If they’re not passed on, then what? Sure, maybe some might make their way to a thrift store or a charity outlet, but isn’t it more likely that the majority will be thrown in the trash and sent to landfill? Rarely designed from Earth-friendlier materials, once those garments hit the garbage heap then they’ll spend years – decades, even – decomposing, releasing toxic chemicals in the process. Not exactly ideal, when these clothes might perhaps have had a second life with another owner.

To Vestiaire’s credit, the company makes some suggestions over on its Instagram – but, while upcycling into new clothes or recycling into household items like cleaning cloths are solid tips, they’re also time-consuming ventures for a demographic not famously time rich.

Then there’s the issue of supply and demand – something of a double-edged sword.

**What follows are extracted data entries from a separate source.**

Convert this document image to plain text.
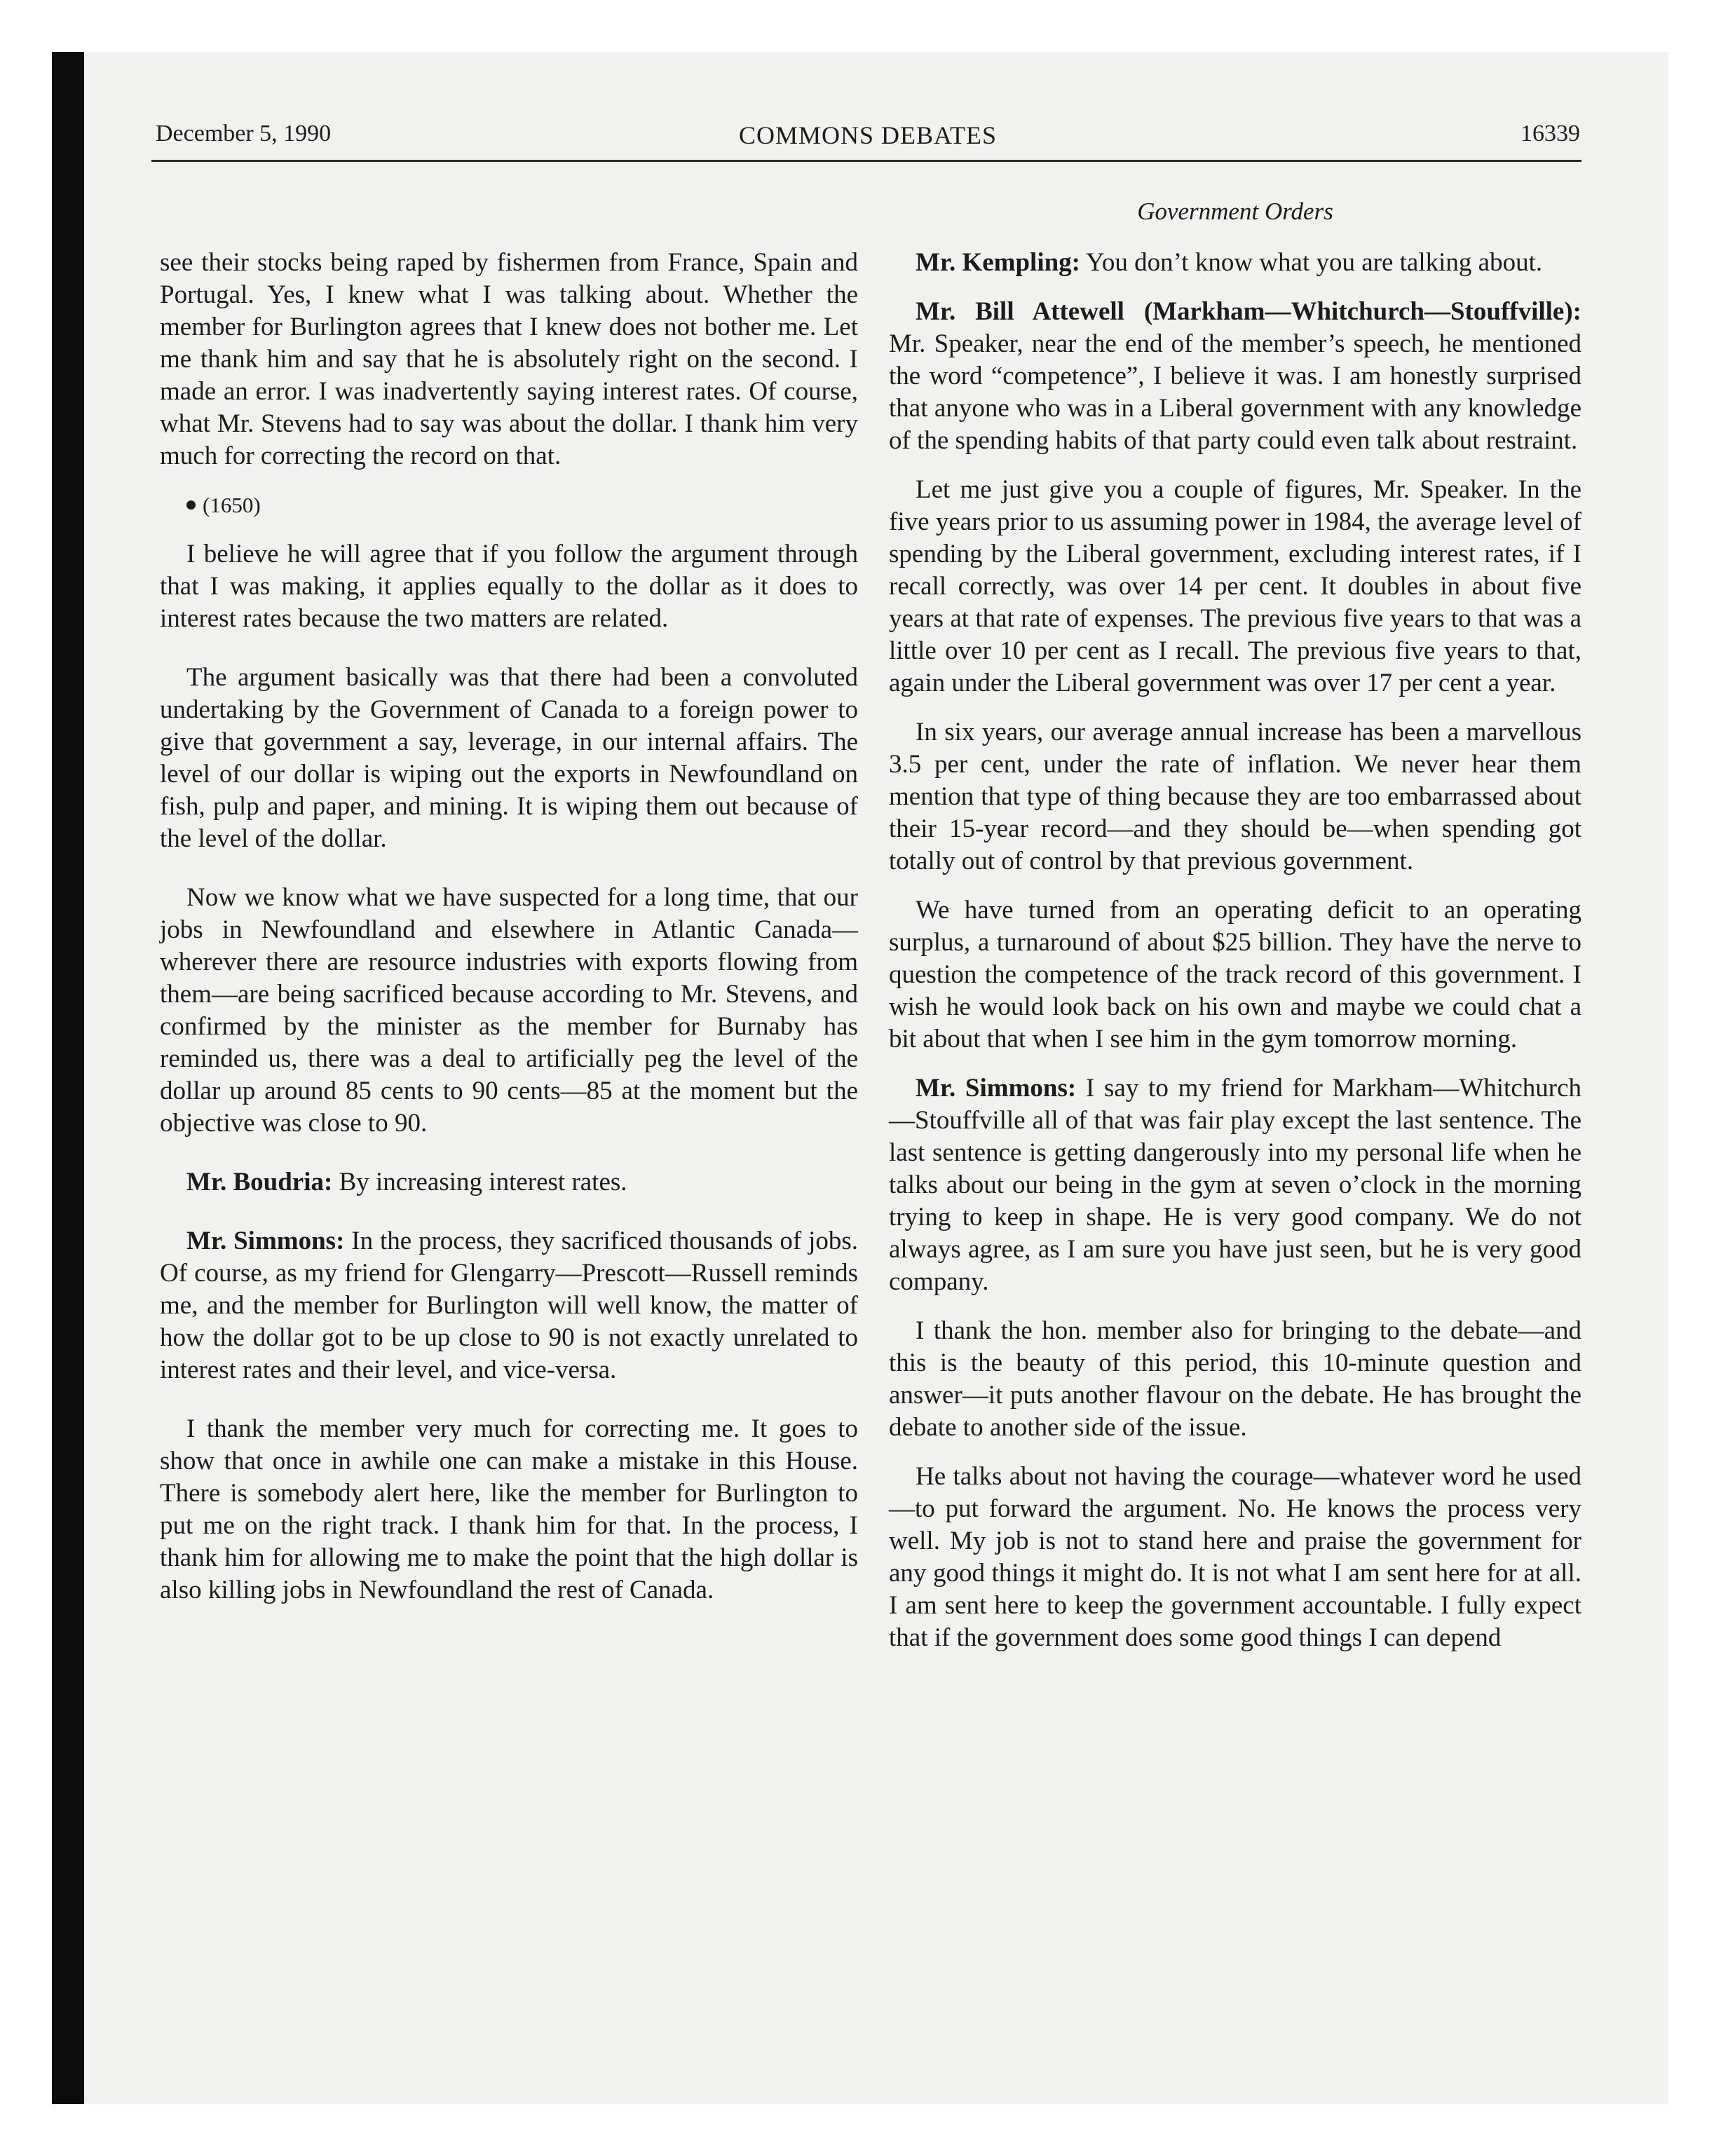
December 5, 1990	COMMONS DEBATES	16339
Government Orders

see their stocks being raped by fishermen from France, Spain and Portugal. Yes, I knew what I was talking about. Whether the member for Burlington agrees that I knew does not bother me. Let me thank him and say that he is absolutely right on the second. I made an error. I was inadvertently saying interest rates. Of course, what Mr. Stevens had to say was about the dollar. I thank him very much for correcting the record on that.

(1650)

I believe he will agree that if you follow the argument through that I was making, it applies equally to the dollar as it does to interest rates because the two matters are related.

The argument basically was that there had been a convoluted undertaking by the Government of Canada to a foreign power to give that government a say, leverage, in our internal affairs. The level of our dollar is wiping out the exports in Newfoundland on fish, pulp and paper, and mining. It is wiping them out because of the level of the dollar.

Now we know what we have suspected for a long time, that our jobs in Newfoundland and elsewhere in Atlantic Canada—wherever there are resource industries with exports flowing from them—are being sacrificed because according to Mr. Stevens, and confirmed by the minister as the member for Burnaby has reminded us, there was a deal to artificially peg the level of the dollar up around 85 cents to 90 cents—85 at the moment but the objective was close to 90.

Mr. Boudria: By increasing interest rates.

Mr. Simmons: In the process, they sacrificed thousands of jobs. Of course, as my friend for Glengarry—Prescott—Russell reminds me, and the member for Burlington will well know, the matter of how the dollar got to be up close to 90 is not exactly unrelated to interest rates and their level, and vice-versa.

I thank the member very much for correcting me. It goes to show that once in awhile one can make a mistake in this House. There is somebody alert here, like the member for Burlington to put me on the right track. I thank him for that. In the process, I thank him for allowing me to make the point that the high dollar is also killing jobs in Newfoundland the rest of Canada.

Mr. Kempling: You don’t know what you are talking about.

Mr. Bill Attewell (Markham—Whitchurch—Stouffville): Mr. Speaker, near the end of the member’s speech, he mentioned the word “competence”, I believe it was. I am honestly surprised that anyone who was in a Liberal government with any knowledge of the spending habits of that party could even talk about restraint.

Let me just give you a couple of figures, Mr. Speaker. In the five years prior to us assuming power in 1984, the average level of spending by the Liberal government, excluding interest rates, if I recall correctly, was over 14 per cent. It doubles in about five years at that rate of expenses. The previous five years to that was a little over 10 per cent as I recall. The previous five years to that, again under the Liberal government was over 17 per cent a year.

In six years, our average annual increase has been a marvellous 3.5 per cent, under the rate of inflation. We never hear them mention that type of thing because they are too embarrassed about their 15-year record—and they should be—when spending got totally out of control by that previous government.

We have turned from an operating deficit to an operating surplus, a turnaround of about $25 billion. They have the nerve to question the competence of the track record of this government. I wish he would look back on his own and maybe we could chat a bit about that when I see him in the gym tomorrow morning.

Mr. Simmons: I say to my friend for Markham—Whitchurch—Stouffville all of that was fair play except the last sentence. The last sentence is getting dangerously into my personal life when he talks about our being in the gym at seven o’clock in the morning trying to keep in shape. He is very good company. We do not always agree, as I am sure you have just seen, but he is very good company.

I thank the hon. member also for bringing to the debate—and this is the beauty of this period, this 10-minute question and answer—it puts another flavour on the debate. He has brought the debate to another side of the issue.

He talks about not having the courage—whatever word he used—to put forward the argument. No. He knows the process very well. My job is not to stand here and praise the government for any good things it might do. It is not what I am sent here for at all. I am sent here to keep the government accountable. I fully expect that if the government does some good things I can depend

On the one hand, there’s the notion that consumers might think twice about buying fast fashion if there were no chance of either flipping or selling those products on once they’ve outlasted their usefulness, leading to a lower uptake in the first place. On the other, there’s the idea that – by opening the marketplace to fast fashion and creating a secondary economy for those products, rather than cutting them off – there’d surely be a necessary decline in first-hand production.

Realistically, no-one is buying fast fashion under the misapprehension that these are high-quality garments; wouldn’t it make sense, then, if they were available secondhand, still in decent condition and at a lower price point, that consumers would be just as likely to take the resale route?

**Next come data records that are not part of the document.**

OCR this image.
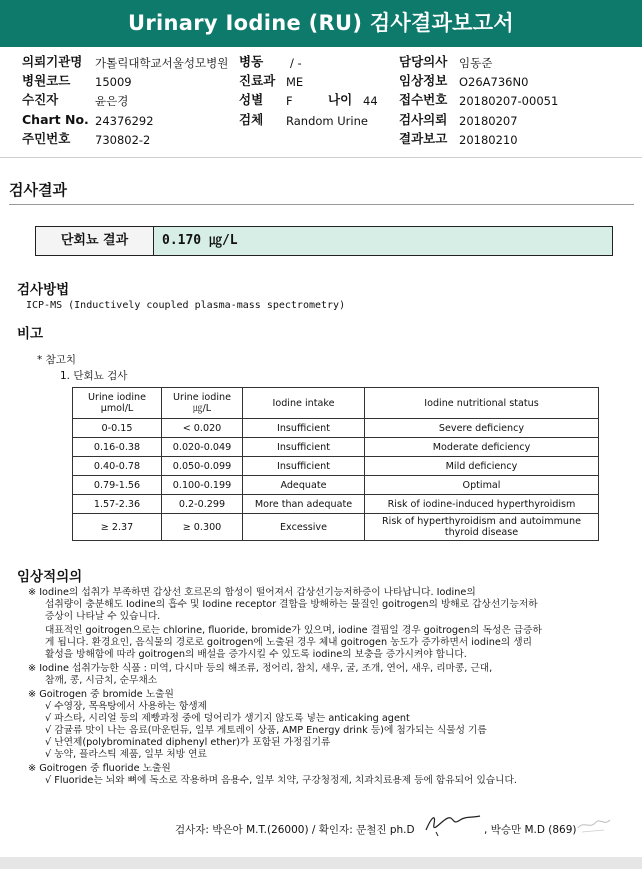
Urinary Iodine (RU) 검사결과보고서
의뢰기관명 가톨릭대학교서울성모병원 병동 / -	담당의사 임동준
병원코드 15009	진료과 ME	임상정보 O26A736N0
수진자	윤은경	성별 F	나이 44 접수번호 20180207-00051
Chart No. 24376292	검체 Random Urine 검사의뢰 20180207
주민번호 730802-2	결과보고 20180210
검사결과
단회뇨 결과	0.170 ㎍/L
검사방법
ICP-MS (Inductively coupled plasma-mass spectrometry)
비고
* 참고치
1. 단회뇨 검사
Urine iodine μmol/L	Urine iodine ㎍/L	Iodine intake	Iodine nutritional status
0-0.15	< 0.020	Insufficient	Severe deficiency
0.16-0.38	0.020-0.049	Insufficient	Moderate deficiency
0.40-0.78	0.050-0.099	Insufficient	Mild deficiency
0.79-1.56	0.100-0.199	Adequate	Optimal
1.57-2.36	0.2-0.299	More than adequate	Risk of iodine-induced hyperthyroidism
≥ 2.37	≥ 0.300	Excessive	Risk of hyperthyroidism and autoimmune thyroid disease
임상적의의
※ Iodine의 섭취가 부족하면 갑상선 호르몬의 합성이 떨어져서 갑상선기능저하증이 나타납니다. Iodine의
섭취량이 충분해도 Iodine의 흡수 및 Iodine receptor 결합을 방해하는 물질인 goitrogen의 방해로 갑상선기능저하
증상이 나타날 수 있습니다.
대표적인 goitrogen으로는 chlorine, fluoride, bromide가 있으며, iodine 결핍일 경우 goitrogen의 독성은 급증하
게 됩니다. 환경요인, 음식물의 경로로 goitrogen에 노출된 경우 체내 goitrogen 농도가 증가하면서 iodine의 생리
활성을 방해함에 따라 goitrogen의 배설을 증가시킬 수 있도록 iodine의 보충을 증가시켜야 합니다.
※ Iodine 섭취가능한 식품 : 미역, 다시마 등의 해조류, 정어리, 참치, 새우, 굴, 조개, 연어, 새우, 리마콩, 근대,
참깨, 콩, 시금치, 순무채소
※ Goitrogen 중 bromide 노출원
√ 수영장, 목욕탕에서 사용하는 항생제
√ 파스타, 시리얼 등의 제빵과정 중에 덩어리가 생기지 않도록 넣는 anticaking agent
√ 감귤류 맛이 나는 음료(마운틴듀, 일부 게토레이 상품, AMP Energy drink 등)에 첨가되는 식물성 기름
√ 난연제(polybrominated diphenyl ether)가 포함된 가정집기류
√ 농약, 플라스틱 제품, 일부 처방 연료
※ Goitrogen 중 fluoride 노출원
√ Fluoride는 뇌와 뼈에 독소로 작용하며 음용수, 일부 치약, 구강청정제, 치과치료용제 등에 함유되어 있습니다.
검사자: 박은아 M.T.(26000) / 확인자: 문철진 ph.D	, 박승만 M.D (869)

Answering this question is about more than just one platform, though, and Vestiaire’s intentions are honorable: cutting fast fashion brands loose on such a major scale, right before a big-ticket event that promotes consumption over consideration – and through which, perhaps, Vestiaire might have made a tidy profit on volume sales of those thirty-plus labels – sends a powerful message about a key player’s position on the future of fashion.

Whether the right people are listening, on the other hand, is another question entirely.